Prominent media coverage of recent protests by workers targeting Twin Cities fast food outlets, Walmart and Minneapolis-St. Paul International Airport gave the impression of unions on the rise in Minnesota.

Despite a “Week of Action” pickets last month, federal government labor statistics reveal a decade of decline for union membership in Minnesota and nationwide.

“The representation from the union isn’t good,” said Sharon Kohser, a nurse at Fairview Clinics in Burnsville, Minn., who helped lead a recent effort to sever ties with Service Employee International Union Local 113.

“I’ve been part of that union for 20 years,” Kohser said. “I’ve been a steward. It’s not worth spending the money on it when they don’t help you get what you need and when they don’t listen to you and don’t support you.”

Minnesota went from 414,000 union members in 2003 to 362,000 in 2013, a decline from 17 percent to 14.3 percent of the state’s workforce. Nationally, 11.2 percent of workers belonged to a union in 2013, according to the most recent figures.

Some 185,000 Minnesotans or 8.4 percent of the private-sector workforce, belong to unions. Nearly as many, 177,000 Minnesotans or 53.1 percent, of public-sector employees affiliate with unions.

“Overall, I think their position is much, much weaker than it used to be and employees are not adverse to crossing picket lines in the way they used to be,” said Doug Seaton, a Twin Cities attorney who represents employers in labor disputes.

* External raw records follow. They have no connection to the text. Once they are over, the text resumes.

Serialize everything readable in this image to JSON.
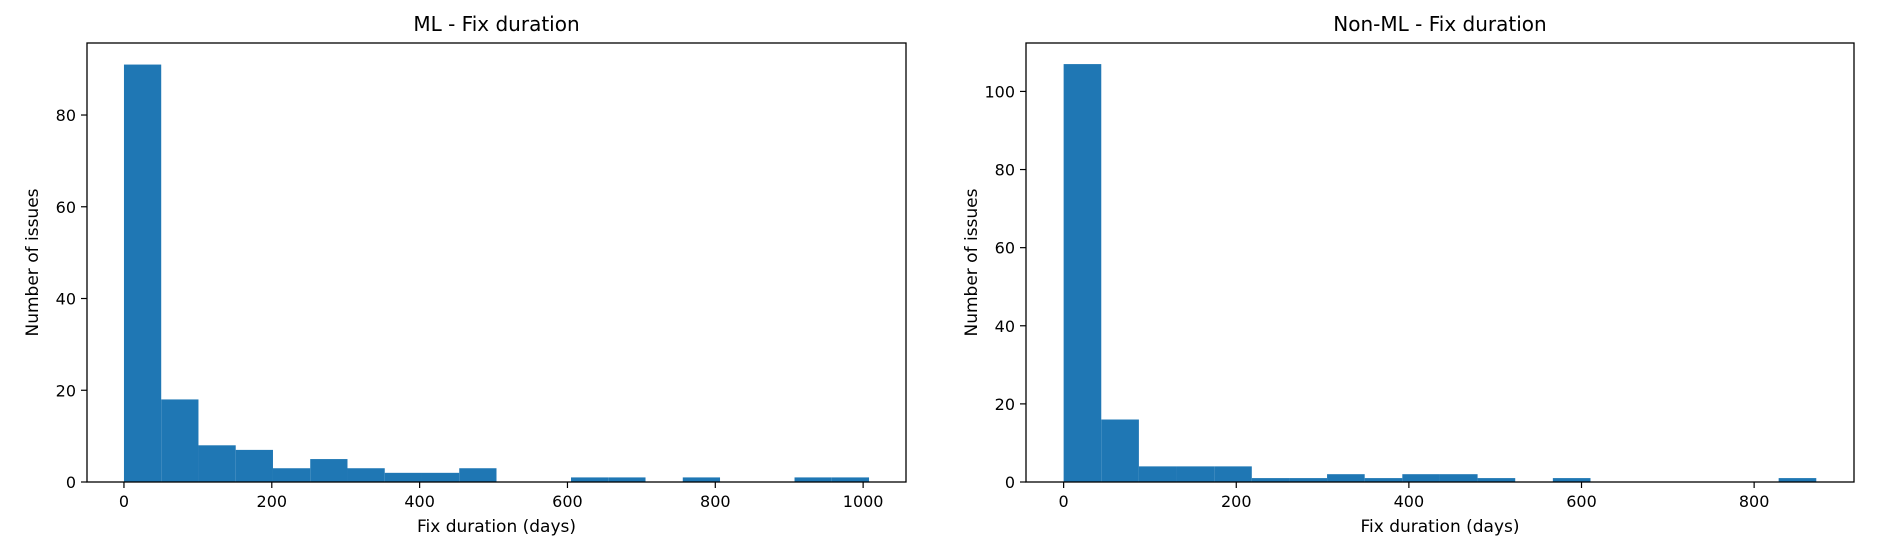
{
  "chart_data": [
    {
      "type": "bar",
      "title": "ML - Fix duration",
      "xlabel": "Fix duration (days)",
      "ylabel": "Number of issues",
      "xlim": [
        -50,
        1058
      ],
      "ylim": [
        0,
        95.7
      ],
      "xticks": [
        0,
        200,
        400,
        600,
        800,
        1000
      ],
      "yticks": [
        0,
        20,
        40,
        60,
        80
      ],
      "color": "#1f77b4",
      "grid": false,
      "bins": [
        [
          0,
          50.4,
          91
        ],
        [
          50.4,
          100.8,
          18
        ],
        [
          100.8,
          151.2,
          8
        ],
        [
          151.2,
          201.6,
          7
        ],
        [
          201.6,
          252,
          3
        ],
        [
          252,
          302.4,
          5
        ],
        [
          302.4,
          352.8,
          3
        ],
        [
          352.8,
          403.2,
          2
        ],
        [
          403.2,
          453.6,
          2
        ],
        [
          453.6,
          504,
          3
        ],
        [
          504,
          554.4,
          0
        ],
        [
          554.4,
          604.8,
          0
        ],
        [
          604.8,
          655.2,
          1
        ],
        [
          655.2,
          705.6,
          1
        ],
        [
          705.6,
          756,
          0
        ],
        [
          756,
          806.4,
          1
        ],
        [
          806.4,
          856.8,
          0
        ],
        [
          856.8,
          907.2,
          0
        ],
        [
          907.2,
          957.6,
          1
        ],
        [
          957.6,
          1008,
          1
        ]
      ]
    },
    {
      "type": "bar",
      "title": "Non-ML - Fix duration",
      "xlabel": "Fix duration (days)",
      "ylabel": "Number of issues",
      "xlim": [
        -43.6,
        915.7
      ],
      "ylim": [
        0,
        112.4
      ],
      "xticks": [
        0,
        200,
        400,
        600,
        800
      ],
      "yticks": [
        0,
        20,
        40,
        60,
        80,
        100
      ],
      "color": "#1f77b4",
      "grid": false,
      "bins": [
        [
          0,
          43.6,
          107
        ],
        [
          43.6,
          87.2,
          16
        ],
        [
          87.2,
          130.8,
          4
        ],
        [
          130.8,
          174.4,
          4
        ],
        [
          174.4,
          218,
          4
        ],
        [
          218,
          261.6,
          1
        ],
        [
          261.6,
          305.2,
          1
        ],
        [
          305.2,
          348.8,
          2
        ],
        [
          348.8,
          392.4,
          1
        ],
        [
          392.4,
          436,
          2
        ],
        [
          436,
          479.6,
          2
        ],
        [
          479.6,
          523.2,
          1
        ],
        [
          523.2,
          566.8,
          0
        ],
        [
          566.8,
          610.4,
          1
        ],
        [
          610.4,
          654,
          0
        ],
        [
          654,
          697.6,
          0
        ],
        [
          697.6,
          741.2,
          0
        ],
        [
          741.2,
          784.8,
          0
        ],
        [
          784.8,
          828.4,
          0
        ],
        [
          828.4,
          872,
          1
        ]
      ]
    }
  ]
}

There are many more people operating non-union, even in industries like construction, where they have been traditionally strong. And in manufacturing, it’s almost every instance when a firm changes hands, there’s at least a serious issue about whether the union will survive those transactions.

Union representatives didn’t respond to inquiries for this story. But the American Federation of State, County and Municipal Employees Council 5 website ticks off a list of accomplishments over the past decade, from winning contract battles to fighting government shutdowns to expanding collective bargaining rights.

“We’ve chosen to grow in the face of a raging anti-union storm,” states AFSCME executive director Elliot Seide with other union leaders on the website. “We’ve focused on goals that benefit all working people, whether they are union members or not.”